Disturbing look at sexual-abuse

Michael Jackson with Wade Robson as a young man who -- now grown -- said was abused by the pop star when he was a child. (HBO)
Michael Jackson with Wade Robson as a young man who — now grown — said was abused by the pop star when he was a child. (HBO)

Finished watching the documentary, Leaving Neverland, on HBO Monday evening.

It’s a disturbing report that raises more questions and concerns about whether or not Michael Jackson abused young children who spent a lot of time with him without supervision, including spending nights with him in his bed.

He was acquitted of charges of abuse in a long jury trial but also settled with another child and his family for $20 million in another case.

Leaving Neverland, shown in two segments Sunday and Monday evenings, and followed Monday night by a show with Oprah Winfrey on HBO after the second segment, follows the stories of former child actor James Safechuck, 41, and choreographer Wade Robson, 36, who both say they were serially abused by Jackson, starting in the 1990s, at his legendary Neverland Ranch in California.

They say he gave them alcohol, showed them pornography and had sex with them many times over a period that lasted several years.  Safechuck showed a diamond-encrusted “wedding” ring that he said Jackson bought for him.

Jackson died at age 50 on June 29, 2009, after he lapsed into a coma after suffering cardiac arrest while under the influence of drugs administered by a Hollywood physician who lost his license and went to jail.

At the time of his death, Jackson’s career was itself on a death spiral and he was deeply in death with declining record sales and tainted by the scandals from the charges of sexual abuse.

Now his estate if worth about $2 billion after his heirs rehabilitated his image, sold off valuables like the song right to songs by the Beatles and other musicians and turned Neverland into a mecca for his fans.

Questions remain about his lifestyle and, particularly, his involvement with the children he said he nourished and “loved” while pampering their parents with gifts, homes and more.

Leaving Neverland raises serious questions about how the parents of two then young boys (seven and 11) allowed Jackson to spend time with him alone, tour with him and spend nights sleeping with him.

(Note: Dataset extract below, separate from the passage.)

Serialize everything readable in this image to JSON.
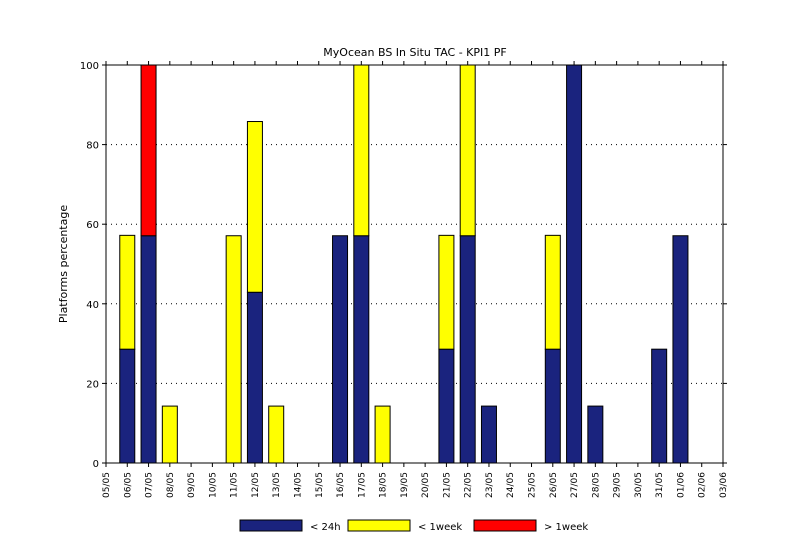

Both testified in court that they never were sexually involved with Jackson, but that the stories changed after his death.  They had problems recognizing the pattern of abuse that became part of their lives. Both filed legal cases against his estate but courts tossed the cases out because of their delays in filing the charges and claims but never ruled on whether or not the abuse happened.

Winfrey, who hosted more than 200 episodes of her long-running TV show on the topic of sexual abuse, did not meet the two men until the documentary and presented their story before an audience of victims of sexual abuse when they were children.

In her show, she said:

The story is bigger than, as I said in the beginning, it’s bigger than any one person. And don’t let any person in your world make it just about what Michael Jackson did or did not do. It’s about this thing this insidious pattern that’s happening in our culture that we refuse to look at.

Writes Washington Post TV critic Hank Stuever:

“Leaving Neverland” is the story of two men — noted pop choreographer Wade Robson, 36, and James “Jimmy” Safechuck, 41 — who each tell us, with the resolute certainty that they lacked as younger witnesses deposed and questioned in other cases, that Jackson sexually molested them when they were boys, starting in the late 1980s and early 1990s and continuing into their teenage years.

What they are talking about is not just the creepy affection, playful roughhousing and tender hand-holding we were once told was the innocent expression of love between a man (Jackson), who sacrificed his own childhood to bring joy to millions, and the star-struck boys he was thus entitled to enjoy as special pals. What we get this time are disturbing, graphic and wholly consistent accounts of the predation, grooming and rape of two children by a man who wielded considerable psychological control over everyone in his environment — including the boys’ parents.

Stuever remembers writing stories about Jackson’s death back in 2009.

As we threw together 2,000 words on his happy/sad life and career, I couldn’t help but think: At least I won’t have to write about him ever again.

Yet here we are — and with good reason. Turn off the music and listen to these men.

I watched and listened to the stories of the two victims — just two of the many undoubtedly molested by Jackson.

And I was still shaking when I sent to bed.